A un año de su nombramiento oficial los hechos hablan por sí mismos: emisiones de vetos migratorios a países de mayoría musulmana; el fin de la Acción Diferida para los Llegados en la Infancia, un programa de Barack Obama que protegía de la deportación a cerca de 750 mil indocumentados; la admisión de un máximo de 45 mil refugiados este año, la menor cantidad desde 1980; la retirada de su Estado de un pacto en marcha en Naciones Unidas para la gestión humanitaria de movimientos migratorios; y su más reciente giro restrictivo, la decisión de acabar con el Estatus de Protección Temporal, que permitía residir y trabajar de forma legal a alrededor de 200 mil salvadoreños. Todas estas decisiones evidencian su empeño en poner a “América primero”.
Pero el impacto real no se refleja solo en dígitos, aun cuando se trate de 11 millones de personas susceptibles a la deportación. El saldo se expone mejor en apenas una historia: “Es como que me corten las manos”, aseveró a BBC Mundo Edwin Ávila, uno de los salvadoreños que ha hecho su vida en la nación norteña y hoy puede afectarse con las nuevas regulaciones.
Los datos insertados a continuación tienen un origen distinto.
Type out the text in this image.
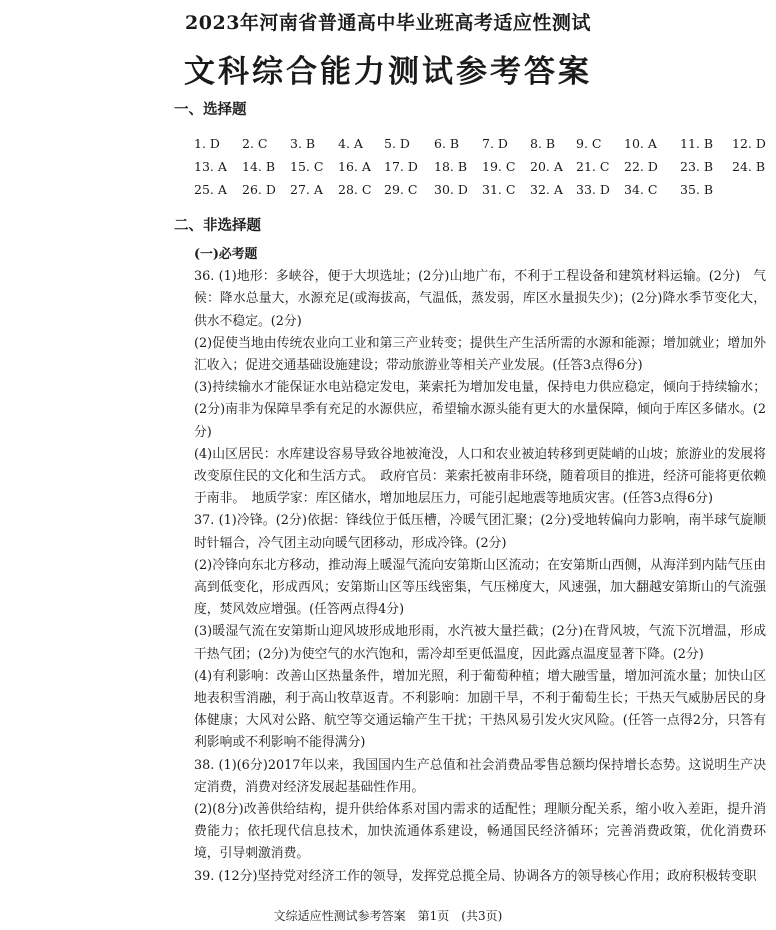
2023年河南省普通高中毕业班高考适应性测试
文科综合能力测试参考答案
一、选择题
1. D 2. C 3. B 4. A 5. D 6. B 7. D 8. B 9. C 10. A 11. B 12. D
13. A 14. B 15. C 16. A 17. D 18. B 19. C 20. A 21. C 22. D 23. B 24. B
25. A 26. D 27. A 28. C 29. C 30. D 31. C 32. A 33. D 34. C 35. B
二、非选择题

(一)必考题

36. (1)地形：多峡谷，便于大坝选址；(2分)山地广布，不利于工程设备和建筑材料运输。(2分)　气候：降水总量大，水源充足(或海拔高，气温低，蒸发弱，库区水量损失少)；(2分)降水季节变化大，供水不稳定。(2分)

(2)促使当地由传统农业向工业和第三产业转变；提供生产生活所需的水源和能源；增加就业；增加外汇收入；促进交通基础设施建设；带动旅游业等相关产业发展。(任答3点得6分)

(3)持续输水才能保证水电站稳定发电，莱索托为增加发电量，保持电力供应稳定，倾向于持续输水；(2分)南非为保障旱季有充足的水源供应，希望输水源头能有更大的水量保障，倾向于库区多储水。(2分)

(4)山区居民：水库建设容易导致谷地被淹没，人口和农业被迫转移到更陡峭的山坡；旅游业的发展将改变原住民的文化和生活方式。　政府官员：莱索托被南非环绕，随着项目的推进，经济可能将更依赖于南非。　地质学家：库区储水，增加地层压力，可能引起地震等地质灾害。(任答3点得6分)

37. (1)冷锋。(2分)依据：锋线位于低压槽，冷暖气团汇聚；(2分)受地转偏向力影响，南半球气旋顺时针辐合，冷气团主动向暖气团移动，形成冷锋。(2分)

(2)冷锋向东北方移动，推动海上暖湿气流向安第斯山区流动；在安第斯山西侧，从海洋到内陆气压由高到低变化，形成西风；安第斯山区等压线密集，气压梯度大，风速强，加大翻越安第斯山的气流强度，焚风效应增强。(任答两点得4分)

(3)暖湿气流在安第斯山迎风坡形成地形雨，水汽被大量拦截；(2分)在背风坡，气流下沉增温，形成干热气团；(2分)为使空气的水汽饱和，需冷却至更低温度，因此露点温度显著下降。(2分)

(4)有利影响：改善山区热量条件，增加光照，利于葡萄种植；增大融雪量，增加河流水量；加快山区地表积雪消融，利于高山牧草返青。不利影响：加剧干旱，不利于葡萄生长；干热天气威胁居民的身体健康；大风对公路、航空等交通运输产生干扰；干热风易引发火灾风险。(任答一点得2分，只答有利影响或不利影响不能得满分)

38. (1)(6分)2017年以来，我国国内生产总值和社会消费品零售总额均保持增长态势。这说明生产决定消费，消费对经济发展起基础性作用。

(2)(8分)改善供给结构，提升供给体系对国内需求的适配性；理顺分配关系，缩小收入差距，提升消费能力；依托现代信息技术，加快流通体系建设，畅通国民经济循环；完善消费政策，优化消费环境，引导刺激消费。

39. (12分)坚持党对经济工作的领导，发挥党总揽全局、协调各方的领导核心作用；政府积极转变职

文综适应性测试参考答案　第1页　(共3页)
A Trump nada de eso le compromete, como tampoco que las remesas enviadas por tales migrantes sean vitales para las economías de sus respectivos países de origen. A fin de cuentas, no le ha preocupado enfrentar el nivel de aprobación más bajo en siete décadas, ni se ha detenido a pensar en que desde hace un lustro los cruces ilegales a través de la frontera sur hayan disminuido casi en un 50 por ciento. En este, como en muchos otros ámbitos, el autonombrado genio prefiere levantar muros a tender puentes.